Even if you have only 14 minutes in Manhattan between now and March 21, I urge you to spend them in the second-floor gallery in the Museum of Modern Art occupied by Janet Cardiff's mystical installation "40 Part Motet." In our corner of of the world, Cardiff was last heard from - literally - emerging from the headset of a borrowed portable CD player at the southern end of Central Park last summer (and the summer before that), courtesy of the Public Art Fund. The piece was called Her Long Black Hair, and it was a meditative, intimate, hour-long tour of the park and the artist's mind. If it returns this summer, don't miss it.
The current piece is not much to look at: just a room ringed by 40 speakers on stands. But recorded music never sounded so sculptural. Cardiff took Thomas Tallis' motet "Spem in Alium" and, through the creative power of electronics, made it mold space in a way that a live performance never could. Even in a reverberant church, a motet comes from somewhere, usually directly in front of where you are sitting. At MoMA, it jumps out from here, there and everywhere so that you have the illusion of simultaneous multiple perspectives.
I'm not in the habit of quoting myself but since I've already done my best to express my reactions, indulge me in an excerpt from the review I wrote jointly with Newsday art critic (oh right, and my wife) Ariella Budick:
Cardiff recorded each man and boy in the Salisbury Cathedral Choir on a separate channel, and sidling up to a speaker puts you right in the singer's face. You can hear the intake before each cameo entrance, feel the alertness during rests. The voice is so clear and human, so English in its vibratoless pallor, that you can practically smell the damp tweed.
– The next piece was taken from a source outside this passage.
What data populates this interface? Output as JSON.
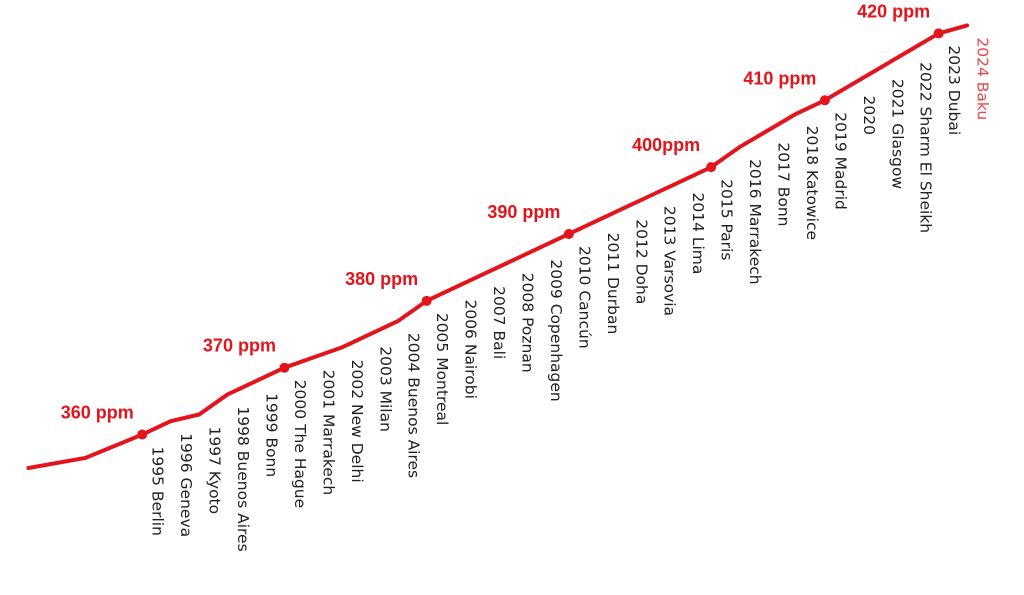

One way to experience the 14-minute piece is to plant yourself on the bench at the center of the room and let those motley points of vocal tone resolve into a luminous, reverberant cloud. Another is to walk slowly around the perimeter, from voice to voice, and let the strands of counterpoint tickle you as you pass. The motet changes hue with each step. It's like inhabiting a kaleidoscope.
To me, there's something deeply touching about hitching one's imagination to another person's - not as a form of exploitation, reiteration, or even homage - but as an acknowledgment that you don't have to start from scratch. It's the reason I like Robert Rauschenberg's art, or (some) modern additions to old architecture. What Cardiff has done is not so different from what DJs do all the time. It's a Tallis remix. But so loving, so simnple, so magical.